Sur la seconde question, l'ordonnance du 15 mars 2017 a précisé dans ses motifs qu'il appartenait à la juridiction de renvoi de déterminer préalablement si la mesure nationale en cause constitue une aide d'Etat, en vérifiant si les trois autres conditions visées à l'article 1 paragraphe 1 TFUE sont remplies dans l'affaire avant de répondre à la deuxième question, que sous cette réserve au regard des dispositions de l'article 108, paragraphe 3, TFUE, qui institue un contrôle préventif sur les projets d'aide nouvelle, lequel vise à ce que seules les aides compatibles soient mises à exécution, il en résultait :

* qu'une mesure d'aide au sens de l'article 107, paragraphe1, TFUE, mise à exécution en méconnaissance des obligations découlant de l'article 108, paragraphe 3, TFUE, est illégale

* que la mise en oeuvre du contrôle préventif instauré à l'article 108, paragraphe 3, TFUE, revient d'une part à la Commission chargée d'apprécier la compatibilité des mesures d'aide avec le marché intérieur et d'autre part aux juridictions nationales , chargées de veiller à la sauvegarde, jusqu'à la décision finale de la Commission, des droits des justiciables face à une méconnaissance éventuelle, par les autorités étatiques, de l'interdiction visée à l'article 108, paragraphe 3, TFUE

* qu'il incombe aux juridictions nationales de garantir aux justiciables que toutes les conséquences d'une violation de l'article 108, paragraphe 3, TFUE, seront tirées conformément à leur droit national, en ce qui concerne tant la validité des actes comportant mise à exécution des mesures d'aide que le recouvrement des soutiens financiers accordés au mépris de cette disposition ou d'éventuelles mesures provisoires

* que partant, en cas de défaut de notification préalable à la Commission d'une mesure nationale constituant une aide d'Etat, au sens de l'article 107, paragraphe 1, TFUE, il incombe aux juridictions nationales de tirer toutes les conséquences de cette illégalité, notamment en ce qui concerne la validité des actes d'exécution de cette mesure.

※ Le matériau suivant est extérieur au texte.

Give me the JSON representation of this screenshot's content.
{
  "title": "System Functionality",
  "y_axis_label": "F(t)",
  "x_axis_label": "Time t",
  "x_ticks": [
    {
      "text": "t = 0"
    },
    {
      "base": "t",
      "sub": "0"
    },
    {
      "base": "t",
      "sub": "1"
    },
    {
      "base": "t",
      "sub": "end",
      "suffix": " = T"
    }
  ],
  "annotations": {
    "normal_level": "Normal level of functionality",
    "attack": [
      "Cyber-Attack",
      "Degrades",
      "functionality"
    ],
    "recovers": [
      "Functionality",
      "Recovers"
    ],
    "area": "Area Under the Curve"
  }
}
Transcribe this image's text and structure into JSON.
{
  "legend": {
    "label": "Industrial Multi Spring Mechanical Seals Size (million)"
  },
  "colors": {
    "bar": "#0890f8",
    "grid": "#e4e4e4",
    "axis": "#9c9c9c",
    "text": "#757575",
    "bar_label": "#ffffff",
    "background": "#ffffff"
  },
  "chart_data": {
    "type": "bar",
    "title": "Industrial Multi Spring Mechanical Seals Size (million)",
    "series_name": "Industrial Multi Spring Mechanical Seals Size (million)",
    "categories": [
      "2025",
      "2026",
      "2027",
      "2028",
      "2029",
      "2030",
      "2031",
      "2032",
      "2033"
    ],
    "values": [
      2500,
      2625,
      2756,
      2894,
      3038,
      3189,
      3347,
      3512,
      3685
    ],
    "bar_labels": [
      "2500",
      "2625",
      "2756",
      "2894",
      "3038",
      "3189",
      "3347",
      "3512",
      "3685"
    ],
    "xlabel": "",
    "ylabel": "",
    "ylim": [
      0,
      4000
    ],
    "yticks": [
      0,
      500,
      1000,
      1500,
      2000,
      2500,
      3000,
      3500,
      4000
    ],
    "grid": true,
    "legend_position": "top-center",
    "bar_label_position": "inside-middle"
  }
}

C'est dans ce contexte que différentes entités qui déploraient un défaut d'instruction par ERDF en 2010 dans le délai de trois mois de leur demande de raccordement en vue de la réalisation de centrales photovoltaïques, ont saisi les juridictions nationales afin de se voir indemniser de la perte de la possibilité de réaliser des gains.

LA PROCÉDURE, LES PRÉTENTIONS ET LES MOYENS DES PARTIES

La SARL A L'EAU SOLAIRE au capital de 7.500 euros qui a été immatriculée le 21 février 2008 au Registre du Commerce de VIENNE a pour activité la production d'électricité d'origine renouvelable.

Elle a ainsi adressé une demande en vue du raccordement d'une centrale photovoltaïque d'une puissance 13 kWh à construire sur un tènement situé à FRONTONAS à ERDF qui a déclaré complète cette demande le 22 juillet 2010.

LA SAS REDEN INVESTISSEMENTS, qui a pour nom commercial FONROCHE INVESTISSEMENTS, a adressé à ERDF quatre demandes PTF les 17 juin, 30 juin, 27 août et 31 août 2010 au titre de centrales photovoltaïques à réaliser sur des tènements situés à PONT L'EVEQUE, à VILLEMOIRIEU, à SALAISE et à CHARANTONNAY.

Par exploits en dates des 16 et 21 décembre 2011 la société 'FONROCHE INVESTISSEMENTS' et la SARL A L'EAU SOLAIRE ont fait citer devant le Tribunal de Commerce de VIENNE la SA ERDF à laquelle elles reprochaient d'avoir manqué à son obligation d'instruire leurs demandes de PTF dans le délai de trois mois, pour la voir condamner au titre d'un différentiel de chiffre d'affaires ou de la marge perdue sur une durée de 20 ans au paiement de la somme de 122.162 euros s'agissant de la SARL A L'EAU SOLAIRE et de la somme de 4.384.717 euros s'agissant de FONROCHE INVESTISSEMENTS;

La SARL A L'EAU SOLAIRE a expliqué que

- ERDF a déclaré complète le 22 juillet 2010 sa demande de raccordement d'une centrale d'une puissance inférieure à 36 kWh, qui n'était pas soumis à extension du réseau, et devait donc être traitée dans un délai de six semaines soit au plus tard le 2 septembre 2010

- selon devis en date du 5 novembre 2010 et facture du 2 décembre 2010 le coût de l'installation de la centrale photovoltaïque d'une puissance de 13 kWh et qui devait produire 169.563 kWh par an à construire sur un tènement situé avait été chiffré à 50.000 euros HT

- cette centrale devait être financée à 80 % par un emprunt bancaire amortissable sur 15 ans à un taux de 4,5 % dont les fonds étaient débloqués depuis le 30 novembre 2010 par La BANQUE POPULAIRE LOIRE ET LYONNAIS

- la demande de permis de construire qu'elle avait déposée le 18 décembre 2009 avait été accordée tacitement suivant certificat du 10 août 2010.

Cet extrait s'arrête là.